Typiques de la capitale espagnole, les corralas de Madrid cachent derrière leurs façades discrètes des cours intérieures où s’organisait autrefois une intense vie de voisinage. Témoins de l’histoire populaire de la ville, ces bâtiments restent aujourd’hui un élément singulier du paysage madrilène.
Dans certaines rues du centre de Madrid, il suffit de pousser une porte pour changer complètement d’atmosphère. Derrière des façades parfois discrètes s’ouvrent des cours intérieures bordées de balcons et d’escaliers métalliques. Ces espaces, souvent invisibles depuis la rue, font partie d’un type d’habitat typiquement madrilène : les corralas. Témoins d’une autre époque, ces immeubles racontent encore aujourd’hui une histoire de voisinage, de vie partagée et d’évolution urbaine au cœur de la capitale espagnole.
Une architecture née de la vie collective
Les corralas se développent principalement entre le XVIIIᵉ et le XIXᵉ siècle, à une période où Madrid connaît une forte expansion démographique. L’arrivée de nombreux ouvriers et artisans oblige la ville à trouver des solutions de logement rapides et économiques.

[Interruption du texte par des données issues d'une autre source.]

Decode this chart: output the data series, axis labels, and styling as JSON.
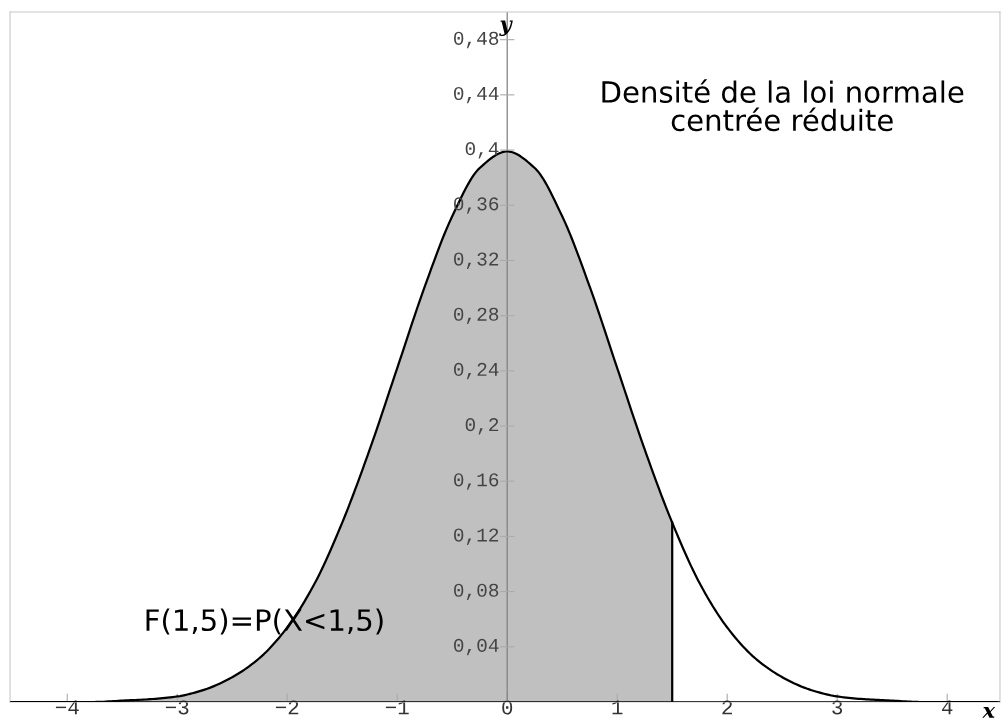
{
  "chart_data": {
    "type": "line",
    "title": "Densité de la loi normale\ncentrée réduite",
    "xlabel": "x",
    "ylabel": "y",
    "annotations": [
      "F(1,5)=P(X<1,5)"
    ],
    "xlim": [
      -4.52,
      4.48
    ],
    "ylim": [
      0,
      0.5
    ],
    "xticks": [
      {
        "value": -4,
        "label": "−4"
      },
      {
        "value": -3,
        "label": "−3"
      },
      {
        "value": -2,
        "label": "−2"
      },
      {
        "value": -1,
        "label": "−1"
      },
      0,
      1,
      2,
      3,
      4
    ],
    "yticks": [
      {
        "value": 0.04,
        "label": "0,04"
      },
      {
        "value": 0.08,
        "label": "0,08"
      },
      {
        "value": 0.12,
        "label": "0,12"
      },
      {
        "value": 0.16,
        "label": "0,16"
      },
      {
        "value": 0.2,
        "label": "0,2"
      },
      {
        "value": 0.24,
        "label": "0,24"
      },
      {
        "value": 0.28,
        "label": "0,28"
      },
      {
        "value": 0.32,
        "label": "0,32"
      },
      {
        "value": 0.36,
        "label": "0,36"
      },
      {
        "value": 0.4,
        "label": "0,4"
      },
      {
        "value": 0.44,
        "label": "0,44"
      },
      {
        "value": 0.48,
        "label": "0,48"
      }
    ],
    "grid": false,
    "legend": false,
    "marker": "none",
    "line_style": "solid",
    "series": [
      {
        "type": "area",
        "color": "#c0c0c0",
        "x": [
          -4.5,
          -4.25,
          -4,
          -3.75,
          -3.5,
          -3.25,
          -3,
          -2.75,
          -2.5,
          -2.25,
          -2,
          -1.75,
          -1.5,
          -1.25,
          -1,
          -0.75,
          -0.5,
          -0.25,
          0,
          0.25,
          0.5,
          0.75,
          1,
          1.25,
          1.5
        ],
        "values": [
          0,
          0,
          0,
          0,
          0.001,
          0.002,
          0.004,
          0.009,
          0.018,
          0.032,
          0.054,
          0.086,
          0.13,
          0.183,
          0.242,
          0.301,
          0.352,
          0.387,
          0.399,
          0.387,
          0.352,
          0.301,
          0.242,
          0.183,
          0.13
        ]
      },
      {
        "type": "line",
        "color": "#000000",
        "x": [
          1.5,
          1.5
        ],
        "values": [
          0,
          0.13
        ]
      },
      {
        "color": "#000000",
        "x": [
          -4.5,
          -4.25,
          -4,
          -3.75,
          -3.5,
          -3.25,
          -3,
          -2.75,
          -2.5,
          -2.25,
          -2,
          -1.75,
          -1.5,
          -1.25,
          -1,
          -0.75,
          -0.5,
          -0.25,
          0,
          0.25,
          0.5,
          0.75,
          1,
          1.25,
          1.5,
          1.75,
          2,
          2.25,
          2.5,
          2.75,
          3,
          3.25,
          3.5,
          3.75,
          4,
          4.25,
          4.45
        ],
        "values": [
          0,
          0,
          0,
          0,
          0.001,
          0.002,
          0.004,
          0.009,
          0.018,
          0.032,
          0.054,
          0.086,
          0.13,
          0.183,
          0.242,
          0.301,
          0.352,
          0.387,
          0.399,
          0.387,
          0.352,
          0.301,
          0.242,
          0.183,
          0.13,
          0.086,
          0.054,
          0.032,
          0.018,
          0.009,
          0.004,
          0.002,
          0.001,
          0,
          0,
          0,
          0
        ]
      }
    ]
  }
}
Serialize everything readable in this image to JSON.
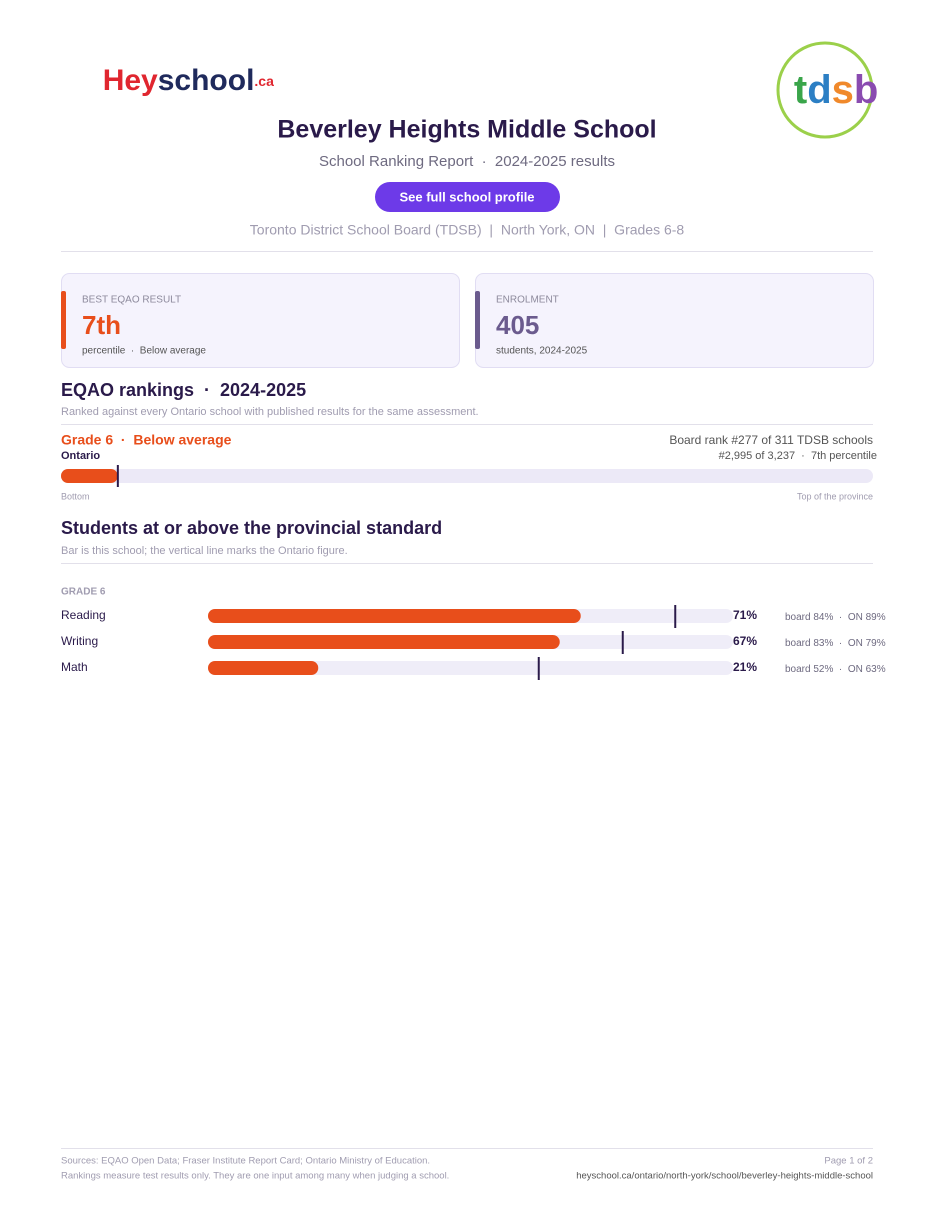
{
  "logo": {
    "parts": [
      "Hey",
      "school",
      ".ca"
    ]
  },
  "board_logo": {
    "letters": [
      "t",
      "d",
      "s",
      "b"
    ]
  },
  "header": {
    "title": "Beverley Heights Middle School",
    "subtitle": "School Ranking Report  ·  2024-2025 results",
    "button": "See full school profile",
    "meta": "Toronto District School Board (TDSB)  |  North York, ON  |  Grades 6-8"
  },
  "cards": [
    {
      "label": "BEST EQAO RESULT",
      "value": "7th",
      "note": "percentile  ·  Below average"
    },
    {
      "label": "ENROLMENT",
      "value": "405",
      "note": "students, 2024-2025"
    }
  ],
  "rankings": {
    "title": "EQAO rankings  ·  2024-2025",
    "subtitle": "Ranked against every Ontario school with published results for the same assessment.",
    "grade": "Grade 6  ·  Below average",
    "scope": "Ontario",
    "board_rank": "Board rank #277 of 311 TDSB schools",
    "province_rank": "#2,995 of 3,237  ·  7th percentile",
    "percentile": 7,
    "xlim": [
      0,
      100
    ],
    "left_label": "Bottom",
    "right_label": "Top of the province"
  },
  "standard": {
    "title": "Students at or above the provincial standard",
    "subtitle": "Bar is this school; the vertical line marks the Ontario figure.",
    "group": "GRADE 6",
    "xlim": [
      0,
      100
    ],
    "subjects": [
      {
        "name": "Reading",
        "value": 71,
        "value_label": "71%",
        "board": "board 84%",
        "ontario": 89,
        "ontario_label": "ON 89%"
      },
      {
        "name": "Writing",
        "value": 67,
        "value_label": "67%",
        "board": "board 83%",
        "ontario": 79,
        "ontario_label": "ON 79%"
      },
      {
        "name": "Math",
        "value": 21,
        "value_label": "21%",
        "board": "board 52%",
        "ontario": 63,
        "ontario_label": "ON 63%"
      }
    ]
  },
  "footer": {
    "sources": "Sources: EQAO Open Data; Fraser Institute Report Card; Ontario Ministry of Education.",
    "note": "Rankings measure test results only. They are one input among many when judging a school.",
    "page": "Page 1 of 2",
    "url": "heyschool.ca/ontario/north-york/school/beverley-heights-middle-school"
  }
}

Ces immeubles sont alors conçus pour accueillir plusieurs familles dans un espace relativement compact. Organisées autour d’une cour centrale, les habitations permettent d’optimiser l’espace tout en facilitant la circulation de l’air et de la lumière dans les bâtiments. Au fil des décennies, notamment dans les années 1970, elles ont été rénovées pour rester habitables.

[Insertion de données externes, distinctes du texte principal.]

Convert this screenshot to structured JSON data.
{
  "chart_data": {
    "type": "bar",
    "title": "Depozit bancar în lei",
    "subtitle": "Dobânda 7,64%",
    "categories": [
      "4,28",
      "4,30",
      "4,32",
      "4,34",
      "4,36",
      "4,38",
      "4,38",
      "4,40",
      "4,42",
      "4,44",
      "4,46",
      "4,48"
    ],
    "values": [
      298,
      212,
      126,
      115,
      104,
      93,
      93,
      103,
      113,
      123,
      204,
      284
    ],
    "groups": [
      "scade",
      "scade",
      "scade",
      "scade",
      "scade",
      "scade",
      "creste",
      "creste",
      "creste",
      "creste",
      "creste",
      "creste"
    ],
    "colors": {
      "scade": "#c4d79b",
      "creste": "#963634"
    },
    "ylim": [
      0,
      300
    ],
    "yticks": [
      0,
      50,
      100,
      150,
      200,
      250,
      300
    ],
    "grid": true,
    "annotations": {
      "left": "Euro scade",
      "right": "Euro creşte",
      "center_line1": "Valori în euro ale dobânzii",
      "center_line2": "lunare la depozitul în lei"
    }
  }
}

Leur architecture est immédiatement reconnaissable. Les appartements s’ouvrent sur des galeries ou balcons extérieurs qui donnent directement sur la cour intérieure. Ces passerelles en bois ou en métal relient les logements entre eux et desservent les escaliers. Les habitations sont généralement petites et modestes, mais la cour devient un véritable lieu de vie partagé.

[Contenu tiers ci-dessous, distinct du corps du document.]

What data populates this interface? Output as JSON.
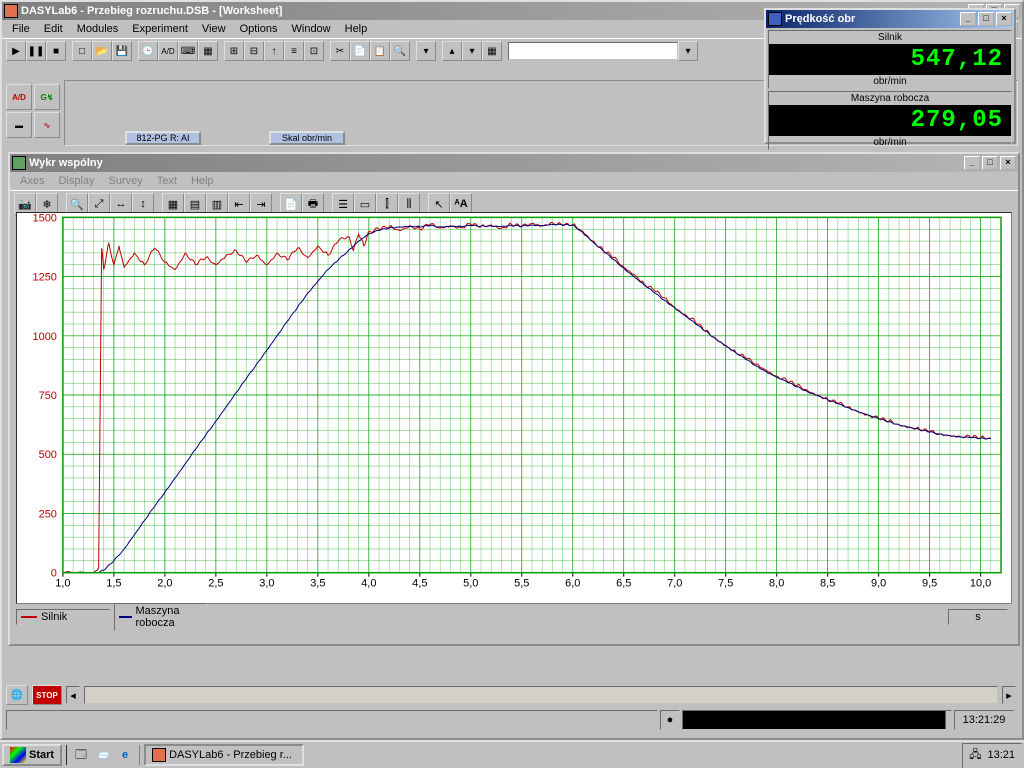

Dans ces espaces communs, les habitants se croisent constamment. Les conversations passent d’un balcon à l’autre, les enfants jouent au centre de la cour et les voisins partagent souvent les mêmes installations. Les corralas incarnent ainsi une forme d’habitat collectif très particulière, où la proximité crée un fort sentiment de communauté.
Lavapiés, quartier emblématique des corralas
Aujourd’hui, plusieurs corralas subsistent encore dans le centre historique, notamment à Lavapiés. Longtemps quartier populaire et ouvrier, Lavapiés concentrait de nombreux immeubles de ce type. Toutes ont été rénovées pour rester habitables, certaines conservant leur architecture originale tandis que d’autres ont été adaptées à de nouveaux usages.
Quartier multiculturel, Lavapiés illustre parfaitement la transformation urbaine et sociale de Madrid. Les corralas y symbolisent encore un modèle de voisinage dense et vivant, même si l’arrivée de nouveaux habitants et la hausse des loyers marquent la gentrification de ces espaces. Cette évolution soulève la question de la conservation d’un patrimoine étroitement lié à l’histoire sociale de la ville.
Entre patrimoine et mutation urbaine
On estime aujourd’hui qu’il reste environ 400 corralas à Madrid. Certaines ont été restaurées et transformées pour accueillir de nouveaux usages : résidences rénovées, hôtels ou maisons de retraite, tout en conservant la structure originale autour de la cour. Plusieurs bâtiments ont également été transformés en espaces dédiés à la mémoire et à l’histoire populaire, comme le Centro Cultural La Corrala, qui valorise le patrimoine madrilène à travers des expositions et des animations.
Ce type d’habitat collectif, centré sur un patio intérieur, ne se limite pas à la capitale espagnole : en Andalousie, des constructions proches, appelées corralones, se trouvent encore dans certains quartiers populaires de Málaga (notamment dans La Trinidad et El Perchel), où elles témoignent d’un usage similaire d’espaces communs organisés autour de cours.
Mais cette valorisation soulève aussi un débat. Si la rénovation protège l’architecture, elle s’accompagne souvent de gentrification et de transformations sociales qui modifient profondément la vie des quartiers. Les corralas, autrefois symboles de solidarité et de vie collective, deviennent parfois des espaces patrimonialisés, transformés pour accueillir des habitants au profil différent, au risque d’éloigner les familles qui y vivaient depuis des générations.